At Tate Modern, in London, “Ghost and Spirit,” the first British retrospective of Kelley’s work (on through March 9, 2025,) shows how he mirrored America back to itself, like a twisted fun house maze filled with deranged, anarchic duplications.
“My interest in popular forms wasn’t to glorify them, because I really dislike them in most cases,” he said of his work, which draws on references as varied as Pop Art, Roman Catholic ritual, folk traditions, mainstream television and tabloid newspapers. “All you can really do now,” he said, “is work with the dominant culture, flay it, rip it apart, reconfigure it.”
Hung chronologically, Tate Modern’s extensive exhibition begins with Kelley’s time at the California Institute of the Arts, a school known for its experimental and political approaches, during the late 1970s. Early photographs, sculptures and works on paper show the artist, recently transplanted from Michigan, where he had been involved in the underground music scene, experimenting with concepts of identity and authorship in what would become a characteristic deadpan-weirdo style.

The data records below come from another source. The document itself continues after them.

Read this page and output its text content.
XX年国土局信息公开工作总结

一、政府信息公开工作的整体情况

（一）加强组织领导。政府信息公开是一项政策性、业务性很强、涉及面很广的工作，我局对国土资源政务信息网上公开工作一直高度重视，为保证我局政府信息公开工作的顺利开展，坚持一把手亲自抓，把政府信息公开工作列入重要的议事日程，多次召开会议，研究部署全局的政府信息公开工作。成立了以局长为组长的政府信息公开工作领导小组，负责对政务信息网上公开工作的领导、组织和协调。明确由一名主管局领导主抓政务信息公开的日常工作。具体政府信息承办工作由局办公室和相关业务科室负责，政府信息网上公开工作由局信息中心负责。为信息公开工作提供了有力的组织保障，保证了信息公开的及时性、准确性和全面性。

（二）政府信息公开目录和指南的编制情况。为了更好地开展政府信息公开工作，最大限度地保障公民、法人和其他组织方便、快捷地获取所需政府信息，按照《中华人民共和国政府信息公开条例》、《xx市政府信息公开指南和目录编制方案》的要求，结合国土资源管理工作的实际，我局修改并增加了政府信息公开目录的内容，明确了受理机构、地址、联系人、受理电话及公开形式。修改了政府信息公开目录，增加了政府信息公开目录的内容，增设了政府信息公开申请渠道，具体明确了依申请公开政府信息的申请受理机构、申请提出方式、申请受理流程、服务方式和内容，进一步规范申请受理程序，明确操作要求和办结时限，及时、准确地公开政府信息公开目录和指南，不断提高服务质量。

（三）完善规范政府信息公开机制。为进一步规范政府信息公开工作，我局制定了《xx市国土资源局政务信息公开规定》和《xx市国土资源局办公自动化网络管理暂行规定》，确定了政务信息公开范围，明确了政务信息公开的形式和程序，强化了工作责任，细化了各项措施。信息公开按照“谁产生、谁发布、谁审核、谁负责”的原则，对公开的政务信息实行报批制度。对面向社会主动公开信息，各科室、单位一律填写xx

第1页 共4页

A 1982 series called “Personality Crisis” has three large paintings of Kelley’s name in different fonts, stacked above each other like an adolescent doodling — sort of. The first variation is in looping cursive; variation two, in angular death metal font; and the third, subtitled “Death Trail of a Flea,” shows the artist’s signature, the ultimate stamp of authenticity, dissolved in an erratic curlicue trail — at once an insect’s dying gasp and a nod to the automatic writing of the Surrealists.
“The Poltergeist” (1979) hangs nearby, a series of drawings and photographs alongside a hallucinatory text that describes the phantom figure: “The Poltergeist is a resident of the subconscious and is freed in fever – – B r a i n F e v e r – – born like a vision in a fevered state.” In four black-and-white photographs, Kelley poses as an artist-medium, eyes rolled back so that their whites gleam eerily, thick strands of cotton floating around his head and streaming from his nose like a visiting spirit taking hold — though there is no promise that it will speak any kind of truth.
Kelley’s aesthetic can be chaotic and uncontainable, and therein lies much of its pleasure. But it makes his work difficult to curate. Its mediums are varied and unwieldy; it defies categorization, rebels against neatness; the selection of Kelly’s biggest hits varies from person to person. Notwithstanding this, the Tate Modern curators — Catherine Wood, Fiontán Moran, and Beatriz Garcia-Velasco — have done an excellent job of orchestrating his vast range.
A large area is dedicated to Kelly’s stuffed animal works, which are perhaps his best known: Grubby and worn from use, the plush toys are sewn together in bizarre configurations, or joined en masse to form a quilt. These childish relics are ripe for sentimental fantasy — where are these rainbow-hued wiener dogs, joined in a line, on their way to? — that we, the viewers, invent ourselves.
Another space holds the sprawling “Extracurricular Projective Reconstruction,” which he worked on from 2000 up until his death in 2012. Videos, sculptures and installations show present-day U.S. high school students recreating images from yearbooks past: goths, nerds, drama queens and hicks come to life, like phantasms of enduring American stereotypes.
Amid the noise, I found myself drawn to Kelley’s more modest and tender works, in which a kind of dreamy escapism is at once sad and romantic. In a large painting of the cosmos, dense with clusters of stars and called “The Fabric of Life” (1985), careful block letters at the top of the canvas spell out a melancholy message: “The fabric of life, to show appreciation for being allowed to be the one little mistake.”
In “The Banana Man” (1983) — a video about a character from a children’s TV show that Kelley heard about, but never saw — features a protagonist who is tragic, ugly and flawed, cries like a baby, and worries about abandonment. (No other artist captures just how lonely and gross childhood can be.)
Another video has an actor dressed as Superman reciting selections from the work of Sylvia Plath: “I felt myself melting and becoming a tiny black dot,” he quotes from “The Bell Jar,” the American writer’s autobiographical novel about a teenage mental breakdown, “like a hole in the floor.” In the work of Kelley, who (like Plath) left us too soon, we go down there, but come up with fistfuls of stars.
“Down down down,” he said, of the creative process and its challenges: “You want the glint. You want a spot of color. You want art.” A relief to see, in this exhibition, the world reflected as ugly, beautiful, dumb and funny as it really is.